Em pleno estado de emergência, vi o sol mergulhar no mar da minha varanda quase diariamente, nos cada vez mais longos dias primaveris, com um gin que os acompanhou de vez a vez. Usei as videochamadas a meu favor e reuni com amigos virtualmente todas as sextas e sábados à noite, com conversas pela noite dentro e copo de vinho da mão. Assisti à capacidade de adaptação e de resiliência de toda a humanidade nesta nova realidade que se instalou sem ser chamada. Tive uma Páscoa com surpresas à porta e surpresas à mesa com um belo leitão e um vinho especial, convivendo com a família de longe entre ecrãs, ao som da guitarra e a cantar até o sol se pôr.
Num necessário regresso à vida corriqueira de todos, a sensação de liberdade que foi poder sair. Ir tocar o pé na areia e acariciar o mar. Ir até ao Porto, comer uma francesinha e estar novamente com amigos num jantar diferente do habitual. Ir até Lisboa e fazer surpresa à mãe, irmãos e avós. De os ver a todos bem e de arranjar formas seguras de conviver e confraternizar espalhados pelo relvado. De voltar a estar rodeada de amigos e de conseguir com eles festejar datas chave.

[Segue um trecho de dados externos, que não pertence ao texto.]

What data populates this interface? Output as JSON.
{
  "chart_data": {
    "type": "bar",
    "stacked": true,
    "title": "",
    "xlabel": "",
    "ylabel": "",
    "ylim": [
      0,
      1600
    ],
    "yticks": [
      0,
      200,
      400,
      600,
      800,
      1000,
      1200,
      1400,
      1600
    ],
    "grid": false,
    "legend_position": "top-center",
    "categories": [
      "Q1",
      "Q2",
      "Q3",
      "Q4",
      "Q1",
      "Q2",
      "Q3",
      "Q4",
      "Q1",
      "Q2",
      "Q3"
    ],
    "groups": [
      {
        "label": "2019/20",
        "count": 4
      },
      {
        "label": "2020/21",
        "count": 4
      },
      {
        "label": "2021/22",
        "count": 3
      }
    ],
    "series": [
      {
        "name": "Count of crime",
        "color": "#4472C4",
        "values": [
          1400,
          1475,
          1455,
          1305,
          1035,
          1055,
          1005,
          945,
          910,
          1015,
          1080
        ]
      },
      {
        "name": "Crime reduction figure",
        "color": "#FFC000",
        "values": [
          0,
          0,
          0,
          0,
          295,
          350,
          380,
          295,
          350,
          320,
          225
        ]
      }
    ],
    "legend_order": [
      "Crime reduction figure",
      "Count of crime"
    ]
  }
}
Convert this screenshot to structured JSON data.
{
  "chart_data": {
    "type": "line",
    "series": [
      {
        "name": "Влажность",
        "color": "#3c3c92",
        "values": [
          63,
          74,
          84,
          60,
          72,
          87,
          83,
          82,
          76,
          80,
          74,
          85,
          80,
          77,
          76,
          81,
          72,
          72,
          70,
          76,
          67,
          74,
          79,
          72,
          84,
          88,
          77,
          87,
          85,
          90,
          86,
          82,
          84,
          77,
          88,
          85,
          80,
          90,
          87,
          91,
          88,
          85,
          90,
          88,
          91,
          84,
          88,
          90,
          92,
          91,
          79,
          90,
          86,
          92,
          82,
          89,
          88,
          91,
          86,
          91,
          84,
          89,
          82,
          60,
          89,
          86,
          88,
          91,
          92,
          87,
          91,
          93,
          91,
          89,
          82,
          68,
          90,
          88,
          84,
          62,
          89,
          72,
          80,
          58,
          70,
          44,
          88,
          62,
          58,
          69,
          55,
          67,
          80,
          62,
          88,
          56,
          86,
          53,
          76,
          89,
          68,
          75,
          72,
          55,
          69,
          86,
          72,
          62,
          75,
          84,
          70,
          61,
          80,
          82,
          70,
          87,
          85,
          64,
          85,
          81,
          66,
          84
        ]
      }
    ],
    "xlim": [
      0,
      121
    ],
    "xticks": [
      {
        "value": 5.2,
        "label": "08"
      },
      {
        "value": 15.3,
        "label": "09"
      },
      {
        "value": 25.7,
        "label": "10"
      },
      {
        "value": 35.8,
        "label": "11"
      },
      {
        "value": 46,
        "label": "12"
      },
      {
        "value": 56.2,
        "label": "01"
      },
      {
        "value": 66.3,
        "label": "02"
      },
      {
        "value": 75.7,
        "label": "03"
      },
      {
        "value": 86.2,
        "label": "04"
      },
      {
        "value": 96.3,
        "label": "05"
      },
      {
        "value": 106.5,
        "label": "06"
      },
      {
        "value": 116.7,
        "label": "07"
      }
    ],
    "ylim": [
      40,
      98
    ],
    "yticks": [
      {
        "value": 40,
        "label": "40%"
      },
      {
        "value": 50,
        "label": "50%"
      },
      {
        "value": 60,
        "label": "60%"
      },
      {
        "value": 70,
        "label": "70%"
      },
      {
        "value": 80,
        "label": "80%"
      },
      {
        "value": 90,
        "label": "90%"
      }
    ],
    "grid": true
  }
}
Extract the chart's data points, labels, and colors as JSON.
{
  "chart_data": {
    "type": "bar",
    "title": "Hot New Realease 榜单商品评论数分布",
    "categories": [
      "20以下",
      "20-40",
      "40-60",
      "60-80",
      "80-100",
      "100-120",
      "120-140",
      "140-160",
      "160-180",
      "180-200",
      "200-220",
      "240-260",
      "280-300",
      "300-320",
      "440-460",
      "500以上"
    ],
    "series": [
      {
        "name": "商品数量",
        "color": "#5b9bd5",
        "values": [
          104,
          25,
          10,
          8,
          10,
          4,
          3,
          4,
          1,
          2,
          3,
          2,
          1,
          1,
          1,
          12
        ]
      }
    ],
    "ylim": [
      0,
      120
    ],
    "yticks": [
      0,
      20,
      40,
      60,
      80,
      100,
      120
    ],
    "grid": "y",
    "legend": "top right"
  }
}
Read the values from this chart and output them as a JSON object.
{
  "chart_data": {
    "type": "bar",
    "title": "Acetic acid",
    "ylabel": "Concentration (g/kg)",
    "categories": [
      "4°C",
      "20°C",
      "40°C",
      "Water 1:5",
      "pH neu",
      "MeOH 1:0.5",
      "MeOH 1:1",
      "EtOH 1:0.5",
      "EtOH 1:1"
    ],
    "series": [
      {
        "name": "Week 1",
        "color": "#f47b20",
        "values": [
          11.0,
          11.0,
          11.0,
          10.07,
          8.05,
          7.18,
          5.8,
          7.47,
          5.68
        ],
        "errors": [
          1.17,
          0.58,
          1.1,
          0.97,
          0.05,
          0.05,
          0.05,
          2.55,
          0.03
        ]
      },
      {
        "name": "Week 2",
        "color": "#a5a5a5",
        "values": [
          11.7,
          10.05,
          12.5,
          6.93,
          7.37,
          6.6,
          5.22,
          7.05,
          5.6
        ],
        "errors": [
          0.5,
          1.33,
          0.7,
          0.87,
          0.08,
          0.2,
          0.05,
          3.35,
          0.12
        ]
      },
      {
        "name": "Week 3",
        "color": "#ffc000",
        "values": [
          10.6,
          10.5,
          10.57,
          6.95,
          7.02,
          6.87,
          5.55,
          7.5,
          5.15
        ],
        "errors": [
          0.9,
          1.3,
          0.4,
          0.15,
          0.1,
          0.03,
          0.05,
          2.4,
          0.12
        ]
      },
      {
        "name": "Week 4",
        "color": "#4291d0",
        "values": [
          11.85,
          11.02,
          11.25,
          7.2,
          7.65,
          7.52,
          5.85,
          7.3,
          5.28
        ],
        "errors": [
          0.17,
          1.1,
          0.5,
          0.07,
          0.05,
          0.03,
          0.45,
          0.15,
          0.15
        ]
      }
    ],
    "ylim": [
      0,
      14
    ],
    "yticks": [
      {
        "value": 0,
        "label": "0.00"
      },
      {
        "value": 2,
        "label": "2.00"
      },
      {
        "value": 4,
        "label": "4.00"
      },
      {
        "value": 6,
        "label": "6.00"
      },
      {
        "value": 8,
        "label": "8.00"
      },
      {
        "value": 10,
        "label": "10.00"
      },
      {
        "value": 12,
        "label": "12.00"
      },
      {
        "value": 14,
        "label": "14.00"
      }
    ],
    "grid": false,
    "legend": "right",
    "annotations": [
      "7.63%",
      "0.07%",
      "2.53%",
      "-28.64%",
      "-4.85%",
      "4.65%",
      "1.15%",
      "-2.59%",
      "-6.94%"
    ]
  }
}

Fui enfim até à ilha, em pleno verão, e festejei o meu aniversário junto da restante família de quem matei saudade. Aproveitei os dias de calor, com banhos de sol e mergulhos de piscina e mar em todos os fins de semana que tive livres de trabalho. Mais pores do sol e picnics no parque. Vi o nascer do sol das montanhas e sob o areal, em dias épicos sem igual. Desci o Rio Vouga de caiaque com os amigos e virei. Dormi num veleiro com a mãe e passeei.
Comecei a escrever e a conhecer-me melhor. A estar mais atenta ao outro e ao meu redor. Comecei a nutrir-me de forma mais consciente, a mexer mais o corpo e a recuperar de lesões. Aproveitei a minha casa e a “minha praia”, com caminhadas a ouvir as ondas, a sentir o soprar do vento fresco e suave, por baixo de céu azul e calor reconfortante.
Trabalhei com os meus colegas amigos, e uns aos outros fomos dando colo e conforto em épocas mais difíceis, reunindo e rindo sempre que possível. Fiquei a adorar a vista do nosso piso 7 sob a foz do Rio Lima e a baía do Cabedelo, na companhia das gaivotas sob os parapeitos das janelas.
Vivi dois dias muito especiais - o 12 de setembro e o 10 de outubro. Dias que, se pudesse, guardava dentro duma bolha de amor para reviver para sempre.
Hoje começa o último mês do ano e estou de regresso a casa na ilha, onde terminarei o meu ano de 2020. No ninho. Faltam-me alguns elementos, que irão chegar em breve, para me sentir realmente completa. Sentada no conforto do sofá, como castanhas assadas no forno com o barulho intenso da chuva e trovoada lá fora.
Estou grata. Esta prática de olhar para dentro, e ver tudo o que de bom aconteceu no último ano, permite-nos relativizar o que se passa em nosso redor. Todos tivemos o mesmo trigger para o turbilhão de emoções e acontecimentos deste ano, mas todos vivemo-lo de forma diferente, uns com muito mais dificuldades, sofrimento e perca e assim continuará infelizmente a acontecer neste que é um dos maiores desafios vividos por esta nossa passagem pela Terra até à data.
Podermos fazer esta introspeção, permite-nos olhar para o outro, melhor ajudar quem sofre e apoiar quem de nós precisa. Façamo-lo com sinceridade para nos apercebermos o quão fomos e somos afortunados, numa abertura que nos deixa livres para ser feliz.